PEHRT: A Common Pipeline for Electronic Health Record (EHR) Data Harmonization for Translational Research

Overview

PEHRT assumes that researchers are familiar with their EHR data sources, including documentation, data structure, and coding systems. It supports both structured data (e.g., patient IDs, diagnoses, medications, lab results) and unstructured data (e.g., clinical notes, radiology reports) stored in text format. The data must be housed in a relational database but doesn’t need to follow a common data model (CDM).

The PEHRT framework integrates structured and unstructured healthcare data across multiple institutions through three modules: (i) data cleaning, (ii) representation learning, and (iii) automated harmonization. These processes support downstream applications such as phenotyping, risk prediction, and federated learning.

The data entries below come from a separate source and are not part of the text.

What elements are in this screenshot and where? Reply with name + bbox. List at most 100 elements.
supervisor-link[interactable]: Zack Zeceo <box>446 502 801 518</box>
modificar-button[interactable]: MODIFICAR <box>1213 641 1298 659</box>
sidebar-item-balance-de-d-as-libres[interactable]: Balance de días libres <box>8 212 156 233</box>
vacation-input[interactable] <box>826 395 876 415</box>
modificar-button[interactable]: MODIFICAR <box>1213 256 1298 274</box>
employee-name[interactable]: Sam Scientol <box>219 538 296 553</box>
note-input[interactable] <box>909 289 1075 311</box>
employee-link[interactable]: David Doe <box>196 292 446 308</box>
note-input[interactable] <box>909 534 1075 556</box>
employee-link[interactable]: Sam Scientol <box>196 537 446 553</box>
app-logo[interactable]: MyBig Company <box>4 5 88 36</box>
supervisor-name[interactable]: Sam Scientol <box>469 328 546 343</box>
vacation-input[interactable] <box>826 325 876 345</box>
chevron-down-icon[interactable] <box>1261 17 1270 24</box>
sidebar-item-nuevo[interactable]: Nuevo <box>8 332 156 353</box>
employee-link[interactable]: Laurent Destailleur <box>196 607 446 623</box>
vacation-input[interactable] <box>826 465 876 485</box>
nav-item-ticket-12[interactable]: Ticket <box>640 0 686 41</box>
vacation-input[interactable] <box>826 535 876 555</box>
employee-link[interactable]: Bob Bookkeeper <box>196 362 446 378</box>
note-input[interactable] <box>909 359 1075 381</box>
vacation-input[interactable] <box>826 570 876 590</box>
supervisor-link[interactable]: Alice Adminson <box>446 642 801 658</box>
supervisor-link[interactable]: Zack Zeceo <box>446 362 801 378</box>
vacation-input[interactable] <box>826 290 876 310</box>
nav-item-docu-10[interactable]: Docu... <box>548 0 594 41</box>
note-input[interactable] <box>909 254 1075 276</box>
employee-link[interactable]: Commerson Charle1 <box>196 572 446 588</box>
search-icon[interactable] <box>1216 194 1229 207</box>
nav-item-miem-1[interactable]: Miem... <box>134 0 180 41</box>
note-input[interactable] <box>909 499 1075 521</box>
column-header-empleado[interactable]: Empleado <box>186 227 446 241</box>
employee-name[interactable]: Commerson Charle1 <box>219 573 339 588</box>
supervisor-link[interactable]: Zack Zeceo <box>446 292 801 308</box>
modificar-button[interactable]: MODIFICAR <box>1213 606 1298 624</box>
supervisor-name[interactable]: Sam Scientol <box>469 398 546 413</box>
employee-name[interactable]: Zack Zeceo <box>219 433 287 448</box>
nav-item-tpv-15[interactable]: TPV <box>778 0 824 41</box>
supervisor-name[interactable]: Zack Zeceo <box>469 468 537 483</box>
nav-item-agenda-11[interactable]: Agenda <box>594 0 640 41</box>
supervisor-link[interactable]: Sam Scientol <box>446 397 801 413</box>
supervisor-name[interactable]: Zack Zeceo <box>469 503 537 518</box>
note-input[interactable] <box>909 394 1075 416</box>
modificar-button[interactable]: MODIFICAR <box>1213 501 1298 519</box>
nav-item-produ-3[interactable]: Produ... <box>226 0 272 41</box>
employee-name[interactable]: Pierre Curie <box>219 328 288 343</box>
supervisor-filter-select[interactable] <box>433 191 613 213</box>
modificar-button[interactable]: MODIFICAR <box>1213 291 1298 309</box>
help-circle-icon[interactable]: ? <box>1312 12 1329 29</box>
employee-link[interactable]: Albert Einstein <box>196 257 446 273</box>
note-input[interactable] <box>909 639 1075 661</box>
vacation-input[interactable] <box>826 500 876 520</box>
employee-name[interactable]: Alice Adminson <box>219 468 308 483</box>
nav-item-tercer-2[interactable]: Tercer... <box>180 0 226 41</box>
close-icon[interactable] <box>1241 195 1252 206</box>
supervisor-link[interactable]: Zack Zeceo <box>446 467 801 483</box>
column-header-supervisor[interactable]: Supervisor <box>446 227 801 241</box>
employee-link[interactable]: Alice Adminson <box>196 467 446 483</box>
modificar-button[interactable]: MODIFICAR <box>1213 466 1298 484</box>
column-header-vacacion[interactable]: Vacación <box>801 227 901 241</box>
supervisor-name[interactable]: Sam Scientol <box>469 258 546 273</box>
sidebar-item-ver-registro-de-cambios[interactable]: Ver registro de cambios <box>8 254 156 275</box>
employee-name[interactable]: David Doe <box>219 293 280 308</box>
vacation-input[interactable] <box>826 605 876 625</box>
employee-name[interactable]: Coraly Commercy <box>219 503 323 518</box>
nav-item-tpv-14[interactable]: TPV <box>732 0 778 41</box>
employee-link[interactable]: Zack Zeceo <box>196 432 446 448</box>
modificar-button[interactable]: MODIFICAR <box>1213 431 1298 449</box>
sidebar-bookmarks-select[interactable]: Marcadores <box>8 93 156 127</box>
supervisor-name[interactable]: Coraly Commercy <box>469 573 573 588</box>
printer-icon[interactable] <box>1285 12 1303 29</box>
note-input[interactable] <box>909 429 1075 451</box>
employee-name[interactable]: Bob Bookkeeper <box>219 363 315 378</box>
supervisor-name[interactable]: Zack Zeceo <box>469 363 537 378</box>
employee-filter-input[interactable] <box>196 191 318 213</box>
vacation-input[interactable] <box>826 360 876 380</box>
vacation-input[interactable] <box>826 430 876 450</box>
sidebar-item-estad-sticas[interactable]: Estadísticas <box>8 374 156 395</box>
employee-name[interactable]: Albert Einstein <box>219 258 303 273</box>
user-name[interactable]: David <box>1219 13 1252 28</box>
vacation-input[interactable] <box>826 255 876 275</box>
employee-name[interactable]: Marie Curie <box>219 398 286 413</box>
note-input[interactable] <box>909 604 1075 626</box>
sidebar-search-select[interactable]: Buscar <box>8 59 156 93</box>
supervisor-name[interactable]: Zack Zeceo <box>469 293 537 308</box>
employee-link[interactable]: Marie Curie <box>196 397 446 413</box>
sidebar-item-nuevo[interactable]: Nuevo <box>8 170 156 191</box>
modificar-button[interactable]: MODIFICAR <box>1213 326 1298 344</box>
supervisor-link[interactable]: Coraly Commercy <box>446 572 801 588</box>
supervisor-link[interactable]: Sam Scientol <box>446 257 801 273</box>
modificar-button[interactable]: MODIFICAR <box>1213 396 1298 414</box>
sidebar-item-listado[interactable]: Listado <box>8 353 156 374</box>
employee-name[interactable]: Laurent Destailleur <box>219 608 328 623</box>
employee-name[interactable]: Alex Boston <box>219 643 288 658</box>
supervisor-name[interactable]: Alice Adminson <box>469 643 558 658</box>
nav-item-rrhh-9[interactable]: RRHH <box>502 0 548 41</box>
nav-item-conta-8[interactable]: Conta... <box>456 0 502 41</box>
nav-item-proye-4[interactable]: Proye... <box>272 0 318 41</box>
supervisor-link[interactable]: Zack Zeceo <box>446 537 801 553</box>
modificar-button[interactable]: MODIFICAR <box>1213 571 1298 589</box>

Equipment and Software Requirement

Computing and Storage Requirements for EHR Data Processing

The required resources depend on the dataset’s scale:

  • Moderate-sized datasets (e.g., ~100,000 patients): A machine with 64GB RAM and 6-12 cores is typically sufficient.
  • Large datasets (millions of patients): Consider using either:
    • Multiple nodes with 64GB RAM each, or
    • Single nodes with 1TB storage and 128 cores. Estimate the minimum disk space and RAM based on the dataset size for tasks like cleaning and processing.

Software Recommendations for EHR Data Processing

  • Data Extraction and Cleaning:
    Use Python for extracting and cleaning data from SQL databases.

  • NLP-based Processing of Unstructured Clinical Notes:
    Tools like NILE, cTAKES, HITEx, MedTagger, MetaMap, OBO Annotator, or Stanford CoreNLP are ideal for tasks such as:

    • Named Entity Recognition (NER): Identifying clinical conditions, symptoms, medications, lab tests, etc.
    • Semantic Analysis: Extracting relevant clinical concepts from notes.
  • Computational Libraries for Post-Processing:
    Depending on the dataset size, consider Python libraries like Pandas for standard processing or Dask for parallel processing to efficiently handle large datasets.